The states with the highest number of prison gangs include California, Florida, Arizona and Texas. In Texas, there are 11 main prison gangs. Six of them are Hispanic gangs, three are predominantly for whites and two are for blacks. These groups have spread their tentacles to all other states where they are referred to as disruptive groups by Federal Bureau of Prisons (Fong, 1990).
The Federal Bureau of Prisons is continually identifying prison gangs and assigning them the title “security threat groups. In a 2004 prison gang survey carried out by Prof. George Knox, 4 out of 5 Americans believed that federal prison agencies need to do more in order to investigate as well as prosecute organized prison gangs as well as other security threat groups within the country.
Provision of tuition support to prison staff members has been one of the strategies that the Federal Bureau of prisons has been employing in order to try and deal with the problem of organized gangs especially when it comes to maintaining law and order within prison environments. In a bid to deal with these gangs, some prison authorities have devised a classification system that puts into consideration memberships to certain groups, legal or illegal.

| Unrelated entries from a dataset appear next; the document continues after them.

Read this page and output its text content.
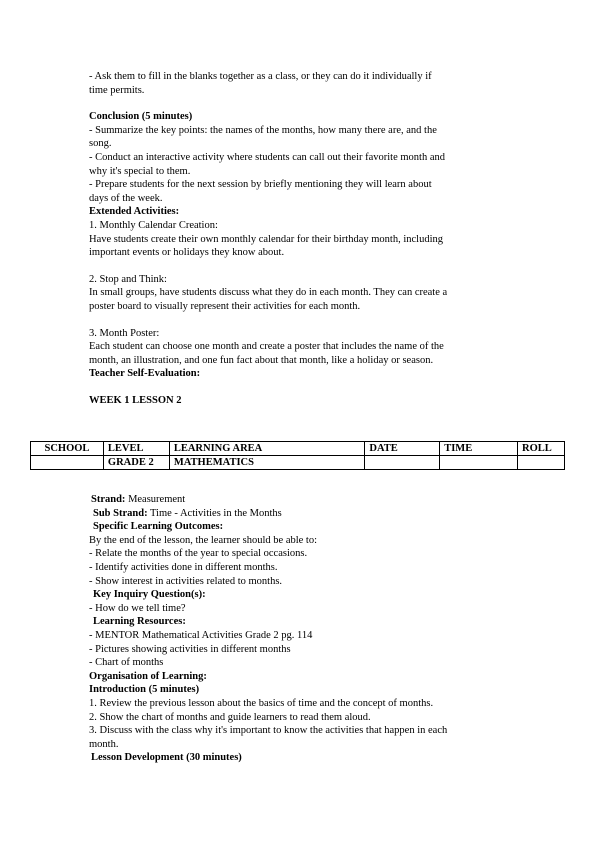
- Ask them to fill in the blanks together as a class, or they can do it individually if
time permits.
Conclusion (5 minutes)
- Summarize the key points: the names of the months, how many there are, and the
song.
- Conduct an interactive activity where students can call out their favorite month and
why it's special to them.
- Prepare students for the next session by briefly mentioning they will learn about
days of the week.
Extended Activities:
1. Monthly Calendar Creation:
Have students create their own monthly calendar for their birthday month, including
important events or holidays they know about.
2. Stop and Think:
In small groups, have students discuss what they do in each month. They can create a
poster board to visually represent their activities for each month.
3. Month Poster:
Each student can choose one month and create a poster that includes the name of the
month, an illustration, and one fun fact about that month, like a holiday or season.
Teacher Self-Evaluation:
WEEK 1 LESSON 2
SCHOOL	LEVEL	LEARNING AREA	DATE	TIME	ROLL
	GRADE 2	MATHEMATICS			
Strand: Measurement
Sub Strand: Time - Activities in the Months
Specific Learning Outcomes:
By the end of the lesson, the learner should be able to:
- Relate the months of the year to special occasions.
- Identify activities done in different months.
- Show interest in activities related to months.
Key Inquiry Question(s):
- How do we tell time?
Learning Resources:
- MENTOR Mathematical Activities Grade 2 pg. 114
- Pictures showing activities in different months
- Chart of months
Organisation of Learning:
Introduction (5 minutes)
1. Review the previous lesson about the basics of time and the concept of months.
2. Show the chart of months and guide learners to read them aloud.
3. Discuss with the class why it's important to know the activities that happen in each
month.
Lesson Development (30 minutes)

This seems like a rather disturbing revelation as indicated Prof. George’s report and should therefore be investigated further.

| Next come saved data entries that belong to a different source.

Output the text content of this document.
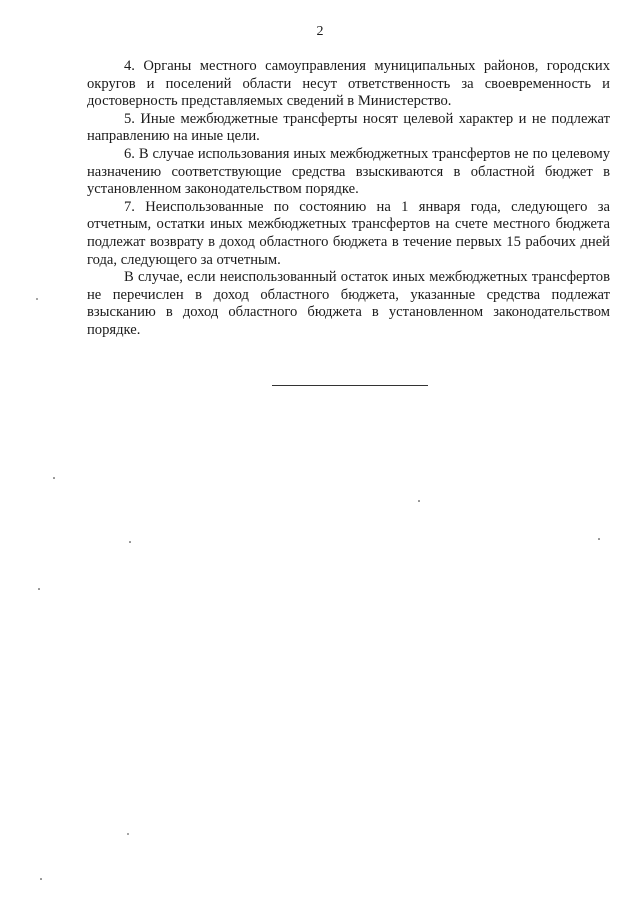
2

4. Органы местного самоуправления муниципальных районов, городских округов и поселений области несут ответственность за своевременность и достоверность представляемых сведений в Министерство.

5. Иные межбюджетные трансферты носят целевой характер и не подлежат направлению на иные цели.

6. В случае использования иных межбюджетных трансфертов не по целевому назначению соответствующие средства взыскиваются в областной бюджет в установленном законодательством порядке.

7. Неиспользованные по состоянию на 1 января года, следующего за отчетным, остатки иных межбюджетных трансфертов на счете местного бюджета подлежат возврату в доход областного бюджета в течение первых 15 рабочих дней года, следующего за отчетным.

В случае, если неиспользованный остаток иных межбюджетных трансфертов не перечислен в доход областного бюджета, указанные средства подлежат взысканию в доход областного бюджета в установленном законодательством порядке.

The survey, entitled: The Problem of Gangs and Security Threat Groups (STG’s) in American Prisons Today: Recent Research Findings, 82 percent of all the people surveyed said that transferring gang members and leaders to institutions with higher security was the best way of dealing with prison gangs.

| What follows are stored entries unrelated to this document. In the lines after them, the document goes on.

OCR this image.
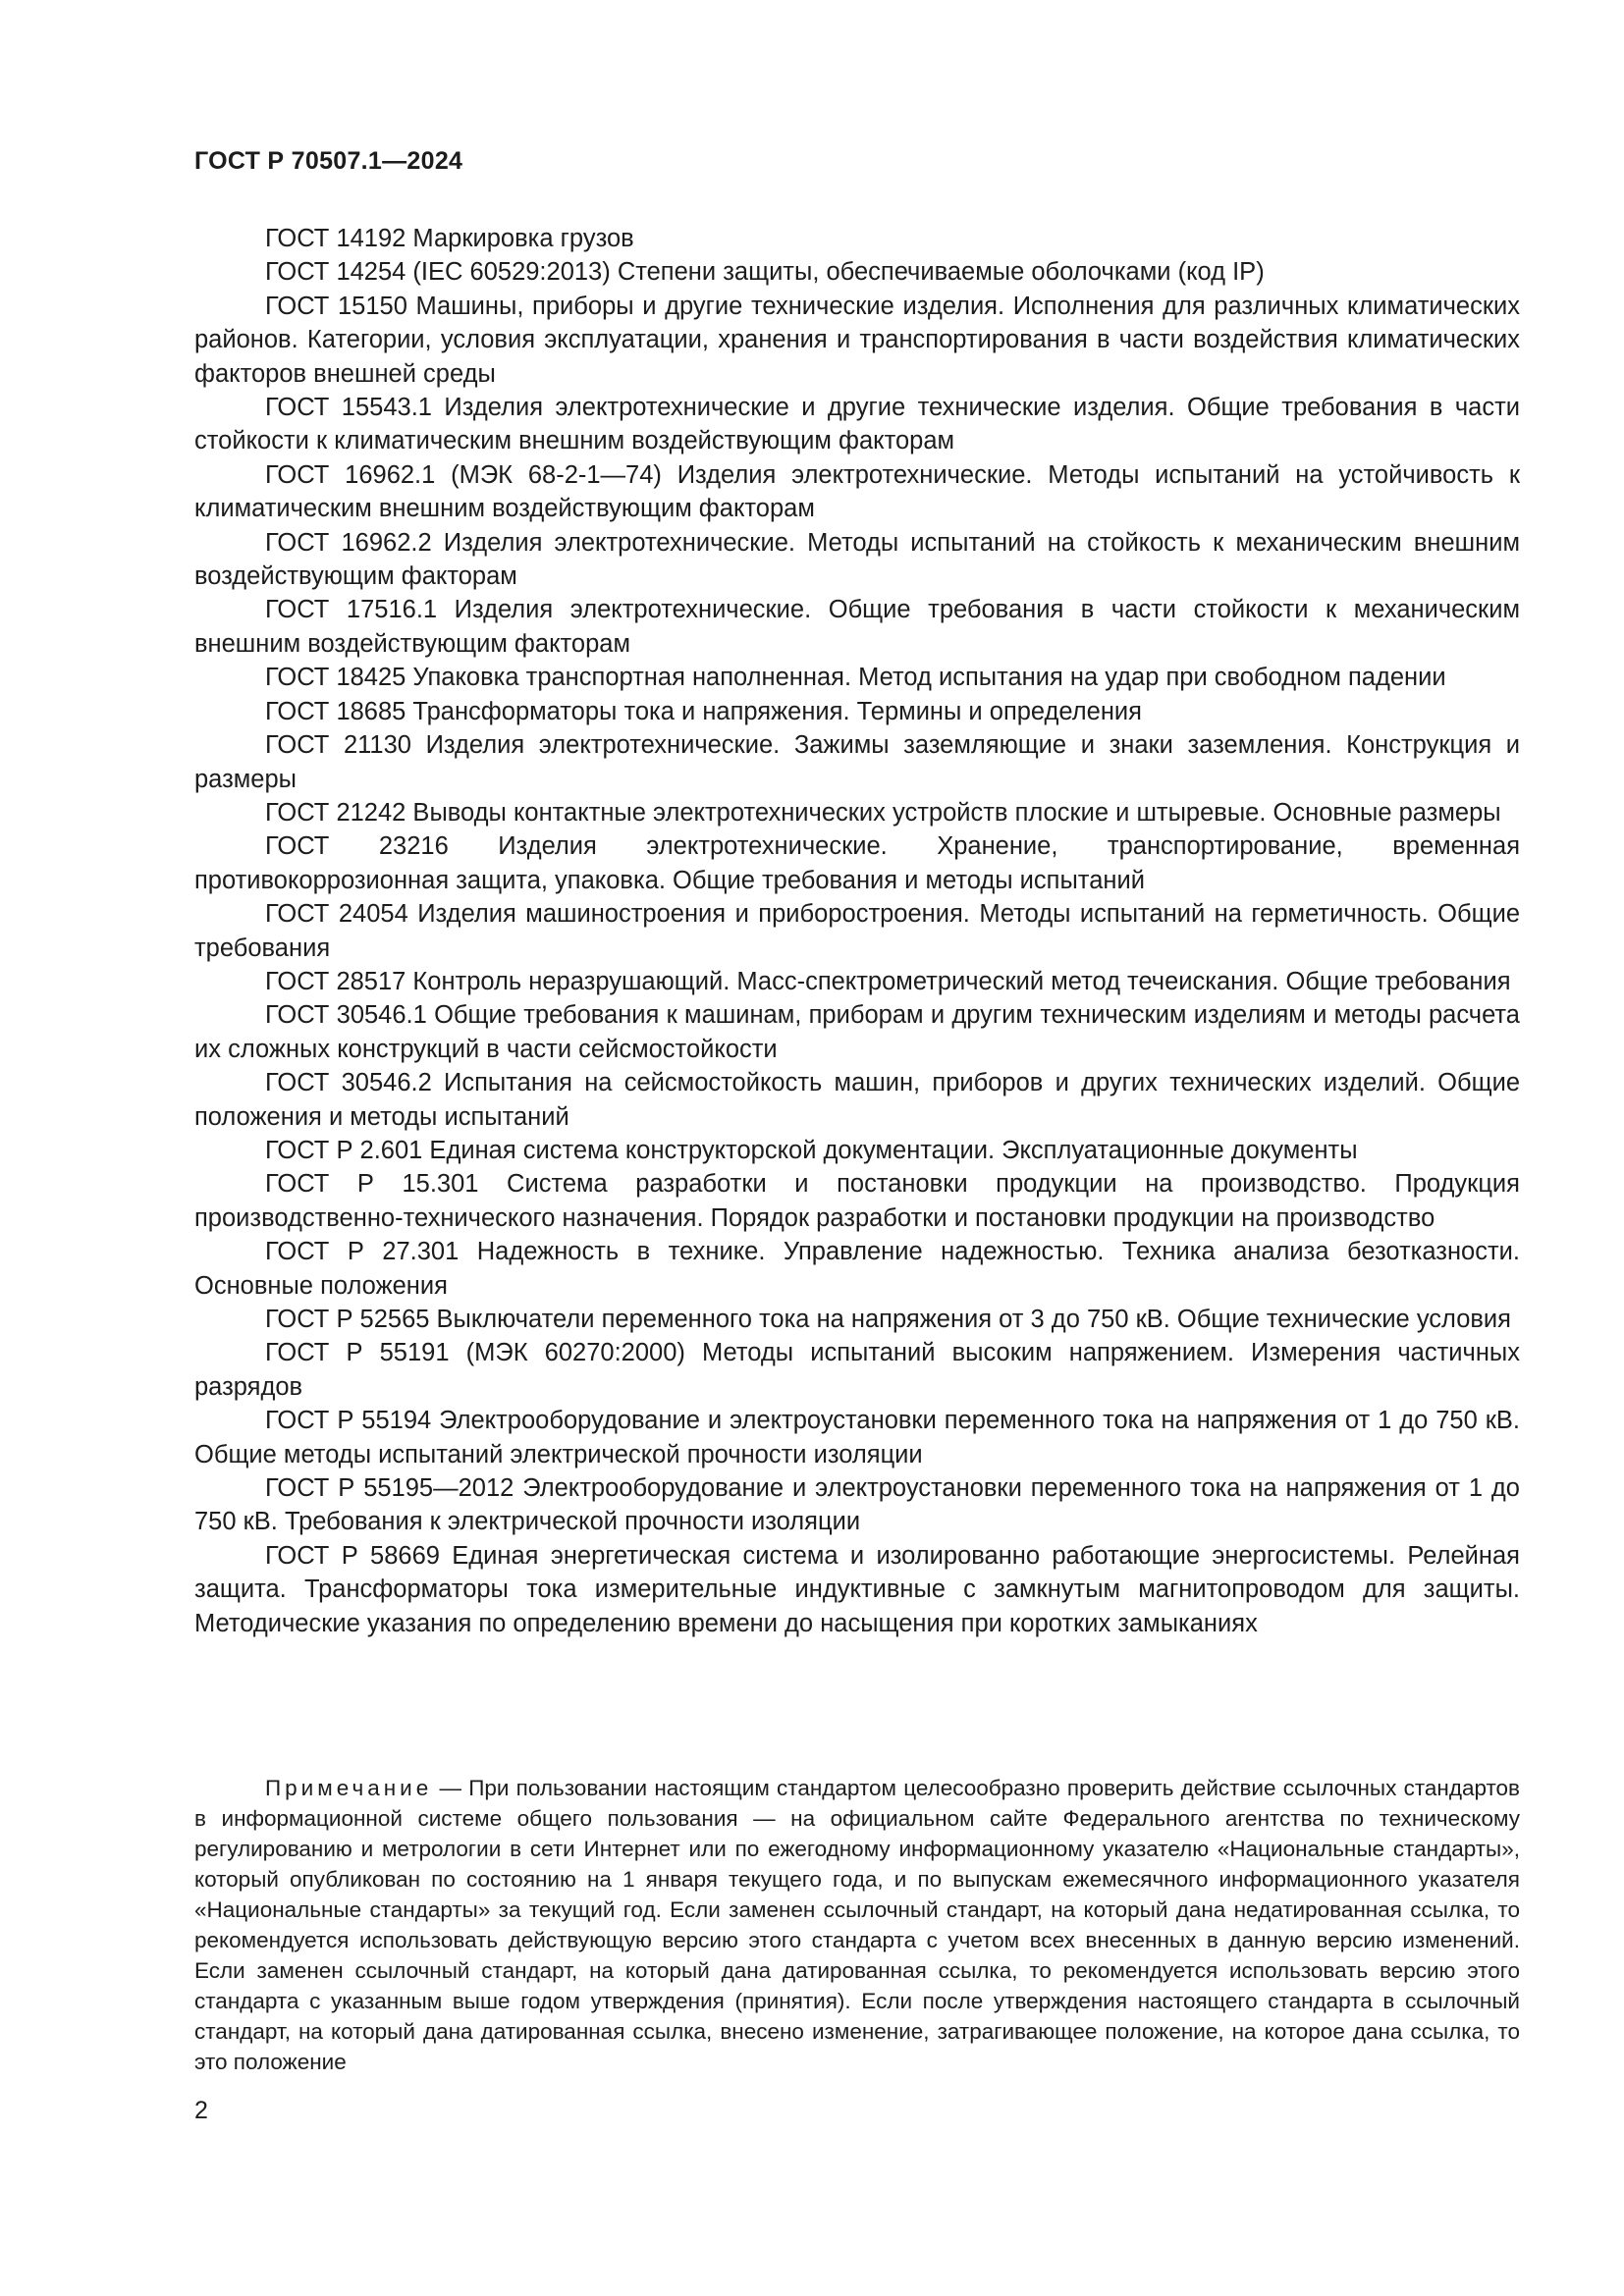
ГОСТ Р 70507.1—2024

ГОСТ 14192 Маркировка грузов

ГОСТ 14254 (IEC 60529:2013) Степени защиты, обеспечиваемые оболочками (код IP)

ГОСТ 15150 Машины, приборы и другие технические изделия. Исполнения для различных климатических районов. Категории, условия эксплуатации, хранения и транспортирования в части воздействия климатических факторов внешней среды

ГОСТ 15543.1 Изделия электротехнические и другие технические изделия. Общие требования в части стойкости к климатическим внешним воздействующим факторам

ГОСТ 16962.1 (МЭК 68-2-1—74) Изделия электротехнические. Методы испытаний на устойчивость к климатическим внешним воздействующим факторам

ГОСТ 16962.2 Изделия электротехнические. Методы испытаний на стойкость к механическим внешним воздействующим факторам

ГОСТ 17516.1 Изделия электротехнические. Общие требования в части стойкости к механическим внешним воздействующим факторам

ГОСТ 18425 Упаковка транспортная наполненная. Метод испытания на удар при свободном падении

ГОСТ 18685 Трансформаторы тока и напряжения. Термины и определения

ГОСТ 21130 Изделия электротехнические. Зажимы заземляющие и знаки заземления. Конструкция и размеры

ГОСТ 21242 Выводы контактные электротехнических устройств плоские и штыревые. Основные размеры

ГОСТ 23216 Изделия электротехнические. Хранение, транспортирование, временная противокоррозионная защита, упаковка. Общие требования и методы испытаний

ГОСТ 24054 Изделия машиностроения и приборостроения. Методы испытаний на герметичность. Общие требования

ГОСТ 28517 Контроль неразрушающий. Масс-спектрометрический метод течеискания. Общие требования

ГОСТ 30546.1 Общие требования к машинам, приборам и другим техническим изделиям и методы расчета их сложных конструкций в части сейсмостойкости

ГОСТ 30546.2 Испытания на сейсмостойкость машин, приборов и других технических изделий. Общие положения и методы испытаний

ГОСТ Р 2.601 Единая система конструкторской документации. Эксплуатационные документы

ГОСТ Р 15.301 Система разработки и постановки продукции на производство. Продукция производственно-технического назначения. Порядок разработки и постановки продукции на производство

ГОСТ Р 27.301 Надежность в технике. Управление надежностью. Техника анализа безотказности. Основные положения

ГОСТ Р 52565 Выключатели переменного тока на напряжения от 3 до 750 кВ. Общие технические условия

ГОСТ Р 55191 (МЭК 60270:2000) Методы испытаний высоким напряжением. Измерения частичных разрядов

ГОСТ Р 55194 Электрооборудование и электроустановки переменного тока на напряжения от 1 до 750 кВ. Общие методы испытаний электрической прочности изоляции

ГОСТ Р 55195—2012 Электрооборудование и электроустановки переменного тока на напряжения от 1 до 750 кВ. Требования к электрической прочности изоляции

ГОСТ Р 58669 Единая энергетическая система и изолированно работающие энергосистемы. Релейная защита. Трансформаторы тока измерительные индуктивные с замкнутым магнитопроводом для защиты. Методические указания по определению времени до насыщения при коротких замыканиях

Примечание — При пользовании настоящим стандартом целесообразно проверить действие ссылочных стандартов в информационной системе общего пользования — на официальном сайте Федерального агентства по техническому регулированию и метрологии в сети Интернет или по ежегодному информационному указателю «Национальные стандарты», который опубликован по состоянию на 1 января текущего года, и по выпускам ежемесячного информационного указателя «Национальные стандарты» за текущий год. Если заменен ссылочный стандарт, на который дана недатированная ссылка, то рекомендуется использовать действующую версию этого стандарта с учетом всех внесенных в данную версию изменений. Если заменен ссылочный стандарт, на который дана датированная ссылка, то рекомендуется использовать версию этого стандарта с указанным выше годом утверждения (принятия). Если после утверждения настоящего стандарта в ссылочный стандарт, на который дана датированная ссылка, внесено изменение, затрагивающее положение, на которое дана ссылка, то это положение

2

The federal government has been instituting legal provisions that allow for withdrawal of privileges from inmates who belong in these gangs or who are caught engaging in any form of gang-inspired misconduct.
How gangs affect administration and management
When prison gangs hurt entire societies in the streets, the blame lands square on the state and federal administration. The Federal Bureau of Prisons has had to make new laws in order to pave way for new restrictions to be imposed on inmates who belong in gangs that commit crimes both within the prison and out in the street. Staffing resources have had to be increased in order to increase the capacity by the administration to deal with the escalating gang problem.
Additionally, the federal administration has had to make changes to the existing facilities in order to make them in an environment full of dangerous and hostile gangs. These changes have been taking place at a time when more specialized training among prison officials has been advocated for in order to enable them deal with Security Threat Gangs (STG) as well as prison gangs.
The federal government has also been forced to introduce additional services in all prisons in order to provide gang members with professional counseling services. Against this backdrop, the biggest demand by management of prisons has been the call for denouncement of prison gangs by all members and leaders of the gangs.
Although much has been done in the criminal justice system in order to deal with the street gang problem in California, the problem is evident in every corner of this wonderful state. New prison gangs that are extremely feared by local people continue to emerge, meaning that residents might have to request for more gang injunctions from the criminal justice department in order to get a sense of security. If a multifaceted approach is taken by all criminal justice institutions, this problem will be overcome in the foreseeable future.